Prioritizing the human element means investing deeply in thoughtful UX design, extensive user testing, and rapid iteration based on feedback. It means providing robust, accessible user education to help people understand both the capabilities and limitations of the AI systems you're putting in their hands. And it means proactively considering and mitigating the potential risks and unintended negative consequences your product could have in people's lives.
Ultimately, our north star as AI product builders should be empowering humans to do their best work. We have an incredible opportunity to usher in a new era of productivity and creativity, but it will require the hard, patient work of aligning powerful AI capabilities with real human needs.

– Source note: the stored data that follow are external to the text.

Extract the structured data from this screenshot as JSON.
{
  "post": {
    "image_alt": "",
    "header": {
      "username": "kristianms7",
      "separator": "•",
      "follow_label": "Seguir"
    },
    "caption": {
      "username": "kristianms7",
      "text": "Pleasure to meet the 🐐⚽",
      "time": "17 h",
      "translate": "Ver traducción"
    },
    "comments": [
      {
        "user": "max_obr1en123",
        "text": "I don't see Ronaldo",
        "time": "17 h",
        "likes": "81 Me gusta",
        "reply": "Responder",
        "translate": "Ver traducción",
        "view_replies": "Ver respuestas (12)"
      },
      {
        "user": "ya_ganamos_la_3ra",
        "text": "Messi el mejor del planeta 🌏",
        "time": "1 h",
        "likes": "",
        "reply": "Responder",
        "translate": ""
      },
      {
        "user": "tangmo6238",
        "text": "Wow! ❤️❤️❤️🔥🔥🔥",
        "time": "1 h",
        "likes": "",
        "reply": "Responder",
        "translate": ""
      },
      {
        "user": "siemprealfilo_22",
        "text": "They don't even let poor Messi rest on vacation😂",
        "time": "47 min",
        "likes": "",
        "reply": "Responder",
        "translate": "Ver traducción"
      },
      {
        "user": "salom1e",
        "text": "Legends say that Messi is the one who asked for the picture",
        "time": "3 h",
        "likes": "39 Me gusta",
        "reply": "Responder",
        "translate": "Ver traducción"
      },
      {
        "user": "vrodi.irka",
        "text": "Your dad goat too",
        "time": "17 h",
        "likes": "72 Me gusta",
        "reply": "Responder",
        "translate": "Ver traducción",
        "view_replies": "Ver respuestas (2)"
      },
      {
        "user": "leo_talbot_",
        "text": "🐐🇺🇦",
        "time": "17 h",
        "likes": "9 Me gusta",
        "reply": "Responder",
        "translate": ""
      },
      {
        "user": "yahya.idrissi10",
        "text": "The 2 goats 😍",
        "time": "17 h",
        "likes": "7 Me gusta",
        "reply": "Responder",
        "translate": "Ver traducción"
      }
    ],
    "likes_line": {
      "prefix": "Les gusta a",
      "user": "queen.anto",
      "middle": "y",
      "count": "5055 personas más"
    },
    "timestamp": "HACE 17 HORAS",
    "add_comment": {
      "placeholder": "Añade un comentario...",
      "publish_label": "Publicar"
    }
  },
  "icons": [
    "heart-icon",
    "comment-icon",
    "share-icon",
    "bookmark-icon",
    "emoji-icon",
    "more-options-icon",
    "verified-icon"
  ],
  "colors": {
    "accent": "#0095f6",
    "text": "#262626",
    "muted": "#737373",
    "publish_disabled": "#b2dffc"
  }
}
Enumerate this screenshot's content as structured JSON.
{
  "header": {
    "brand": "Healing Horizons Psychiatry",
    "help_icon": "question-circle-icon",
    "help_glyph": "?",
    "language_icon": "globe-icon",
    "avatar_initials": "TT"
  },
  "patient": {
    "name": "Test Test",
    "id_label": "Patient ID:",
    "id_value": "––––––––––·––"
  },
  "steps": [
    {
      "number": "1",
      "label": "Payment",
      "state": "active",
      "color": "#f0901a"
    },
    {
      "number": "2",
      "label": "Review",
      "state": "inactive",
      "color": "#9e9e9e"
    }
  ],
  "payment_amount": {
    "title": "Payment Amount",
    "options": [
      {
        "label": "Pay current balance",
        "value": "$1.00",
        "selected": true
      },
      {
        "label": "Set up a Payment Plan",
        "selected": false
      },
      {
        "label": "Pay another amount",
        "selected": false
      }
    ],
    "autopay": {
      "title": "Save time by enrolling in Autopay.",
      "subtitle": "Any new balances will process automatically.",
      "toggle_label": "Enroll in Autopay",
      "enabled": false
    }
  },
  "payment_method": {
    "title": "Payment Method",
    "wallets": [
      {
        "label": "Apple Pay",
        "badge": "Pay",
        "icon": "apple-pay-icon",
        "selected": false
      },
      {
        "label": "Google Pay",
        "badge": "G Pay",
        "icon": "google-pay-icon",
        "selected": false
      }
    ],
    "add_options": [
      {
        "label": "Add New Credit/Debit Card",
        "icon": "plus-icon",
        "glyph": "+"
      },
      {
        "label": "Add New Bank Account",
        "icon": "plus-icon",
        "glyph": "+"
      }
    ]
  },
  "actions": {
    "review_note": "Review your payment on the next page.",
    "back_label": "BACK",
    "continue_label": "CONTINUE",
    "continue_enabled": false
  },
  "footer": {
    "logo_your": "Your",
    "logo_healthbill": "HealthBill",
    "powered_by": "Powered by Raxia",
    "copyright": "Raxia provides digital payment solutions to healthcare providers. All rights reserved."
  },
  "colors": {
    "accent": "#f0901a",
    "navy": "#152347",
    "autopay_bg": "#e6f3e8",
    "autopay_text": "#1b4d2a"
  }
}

If we keep humans at the center and measure success by the positive impact we have in their lives, not just our model metrics, we can build an AI-powered future that brings out the best in both machines and people. The road ahead won't be easy, but the destination will be more than worth it. So stay focused on those human needs, keep iterating, and let's build the future together!
Further Reading:
Conclusion
Building successful multi-agent LLM products requires a multidisciplinary approach that blends technical chops, product sensibilities, and proactive ethical responsibility. The 9 principles we've explored provide a comprehensive roadmap for navigating this complex landscape.
By focusing on building proprietary data moats, maintaining modularity in your architecture, relentlessly evaluating and iterating on product performance, and deeply integrating with users' workflows, you'll be well on your way to creating AI systems that deliver real value. And by keeping humans at the center of the process and proactively addressing potential negative impacts, you can ensure that value is achieved responsibly and sustainably.
But while these principles provide a solid foundation, the reality is that building game-changing AI products is hard. It requires grappling with cutting-edge research, wrangling messy real-world data, and constantly iterating in the face of shifting user needs and expectations. There will be setbacks, dead-ends, and pivots along the way. The key is to stay focused on your north star of empowering users, stay humble in the face of complexity, and keep pushing forward one experiment at a time.
The potential for LLMs and multi-agent systems to transform how we live and work is immense - but it won't be realized without diligent, human-centric innovators translating the raw capabilities into meaningful products. By internalizing these 9 principles and tenaciously applying them in practice, you'll be at the vanguard of this exciting frontier. The journey won't be easy, but the destination will be more than worth it. So go forth and build the future!